Since "God" is equally subject to the problem of infinite regress, either infinite regress is not a problem, or it is as fatal to "God" as it is to a Universe of infinite duration.
Or:
2a.1: Universe is finite but unbounded in time. Think of the surface of a sphere. It is finite in area and diameter, but if you walk around it you will never find a "beginning."
2a.2: Time is cyclical. The moment "after" the "Big Rip" (when cosmic expansion and particle decay has swept away all matter/energy leaving an omnisymmetric and ultimately simple "nothing") is identical to the moment "before" the Big Bang. Rinse, lather, repeat--again, and again, and again....
2a.3: Our Cosmos is only one of many in a larger spacetime manifold, and due to the physics of its Big Bang, it is temporally discontinuous from events "before" the BB in the spacetime manifold. So it looks like this: (1, 2, 3, 4....n)(1, 2, 3, 4....n)(1, 2, 3, 4....n)(1, 2, 3, 4....n)(1, 2, 3, 4....n)... ...where each set of parentheses encloses a Big Bang Cosmos, from its Big Bang until whatever ultimately happens to a Cosmos. The temporal sequence within each set of parentheses is finite, though incredibly vast. Where two opposite parentheses meet: )( is a Big Bang temporal singularity. In this model, time cannot be counted back past the singularity because the equations that model time break down under the conditions that exist in a singularity.
2b.

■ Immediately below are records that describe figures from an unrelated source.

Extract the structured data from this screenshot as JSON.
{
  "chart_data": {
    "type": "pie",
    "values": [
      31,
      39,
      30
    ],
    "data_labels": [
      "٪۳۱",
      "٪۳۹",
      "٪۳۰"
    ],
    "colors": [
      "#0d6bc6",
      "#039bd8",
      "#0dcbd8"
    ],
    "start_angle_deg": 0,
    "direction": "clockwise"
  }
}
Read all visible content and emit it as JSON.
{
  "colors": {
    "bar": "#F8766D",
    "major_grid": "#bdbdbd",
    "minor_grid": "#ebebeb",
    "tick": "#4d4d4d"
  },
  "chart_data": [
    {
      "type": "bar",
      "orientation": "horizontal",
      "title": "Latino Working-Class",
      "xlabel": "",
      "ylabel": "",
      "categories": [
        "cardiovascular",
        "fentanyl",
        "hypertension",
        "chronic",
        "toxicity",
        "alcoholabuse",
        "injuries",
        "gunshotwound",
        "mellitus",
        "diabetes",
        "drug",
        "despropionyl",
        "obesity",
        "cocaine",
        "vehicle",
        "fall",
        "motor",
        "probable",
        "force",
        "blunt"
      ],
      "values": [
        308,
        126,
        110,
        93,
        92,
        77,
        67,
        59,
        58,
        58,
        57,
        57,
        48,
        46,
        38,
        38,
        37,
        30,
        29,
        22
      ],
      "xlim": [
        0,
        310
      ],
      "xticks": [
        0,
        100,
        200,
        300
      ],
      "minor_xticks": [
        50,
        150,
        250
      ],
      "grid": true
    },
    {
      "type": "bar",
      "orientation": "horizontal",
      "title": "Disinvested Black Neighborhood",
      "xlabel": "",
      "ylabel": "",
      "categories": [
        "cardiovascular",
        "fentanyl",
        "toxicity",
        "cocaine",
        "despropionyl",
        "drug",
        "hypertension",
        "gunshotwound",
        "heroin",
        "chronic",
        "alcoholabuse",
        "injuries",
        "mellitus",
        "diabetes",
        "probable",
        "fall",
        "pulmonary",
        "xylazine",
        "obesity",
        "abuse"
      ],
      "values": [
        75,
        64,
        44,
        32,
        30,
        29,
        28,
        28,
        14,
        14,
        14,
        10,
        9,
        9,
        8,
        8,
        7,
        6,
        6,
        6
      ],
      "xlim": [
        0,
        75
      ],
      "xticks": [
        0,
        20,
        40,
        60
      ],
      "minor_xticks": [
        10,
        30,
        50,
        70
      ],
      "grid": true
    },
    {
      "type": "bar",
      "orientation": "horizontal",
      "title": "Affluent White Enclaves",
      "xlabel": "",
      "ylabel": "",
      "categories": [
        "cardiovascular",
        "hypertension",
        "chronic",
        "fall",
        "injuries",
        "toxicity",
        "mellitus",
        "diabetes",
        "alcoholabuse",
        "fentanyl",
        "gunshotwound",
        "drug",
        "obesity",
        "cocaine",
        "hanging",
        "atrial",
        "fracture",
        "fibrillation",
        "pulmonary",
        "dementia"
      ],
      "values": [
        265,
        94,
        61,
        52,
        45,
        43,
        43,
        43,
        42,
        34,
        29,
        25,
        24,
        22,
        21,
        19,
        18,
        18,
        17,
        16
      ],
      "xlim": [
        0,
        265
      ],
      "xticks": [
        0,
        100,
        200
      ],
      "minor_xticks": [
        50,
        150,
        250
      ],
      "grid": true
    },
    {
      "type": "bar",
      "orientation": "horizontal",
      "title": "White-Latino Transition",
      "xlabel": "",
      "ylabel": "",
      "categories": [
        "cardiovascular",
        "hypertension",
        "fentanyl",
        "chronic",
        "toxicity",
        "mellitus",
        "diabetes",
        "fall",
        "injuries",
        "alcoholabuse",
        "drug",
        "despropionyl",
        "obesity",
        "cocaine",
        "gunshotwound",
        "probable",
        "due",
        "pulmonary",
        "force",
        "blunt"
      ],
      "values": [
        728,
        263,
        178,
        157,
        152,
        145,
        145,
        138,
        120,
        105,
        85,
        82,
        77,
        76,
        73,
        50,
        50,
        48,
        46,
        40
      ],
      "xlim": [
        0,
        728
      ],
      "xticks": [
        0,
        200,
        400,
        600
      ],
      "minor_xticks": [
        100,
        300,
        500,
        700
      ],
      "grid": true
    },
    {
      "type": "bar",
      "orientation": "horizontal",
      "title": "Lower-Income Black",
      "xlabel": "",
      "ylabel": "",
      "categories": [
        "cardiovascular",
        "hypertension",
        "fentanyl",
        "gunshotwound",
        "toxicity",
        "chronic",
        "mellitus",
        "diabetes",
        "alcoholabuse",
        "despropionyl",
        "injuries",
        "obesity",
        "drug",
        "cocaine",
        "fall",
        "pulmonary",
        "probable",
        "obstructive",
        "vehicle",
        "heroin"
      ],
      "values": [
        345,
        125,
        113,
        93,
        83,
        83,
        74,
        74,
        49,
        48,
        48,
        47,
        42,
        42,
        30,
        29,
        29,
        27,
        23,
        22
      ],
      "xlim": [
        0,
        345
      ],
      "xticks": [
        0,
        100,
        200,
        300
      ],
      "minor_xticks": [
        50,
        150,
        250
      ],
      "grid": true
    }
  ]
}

The thing that created it did not have a cause.
Since a "God" is equally vulnerable to infinite regress, and is also vastly (in fact,
infinitely, if the god is supposed to be an omnimax) more complex than an omnisymmetric spacetime manifold, the latter is a far more parsimonious candidate for "First Cause." Physicists have equations that can model how a Cosmos can emerge spontaneously from a spacetime manifold. Theists have nothing comparable for their "God" model.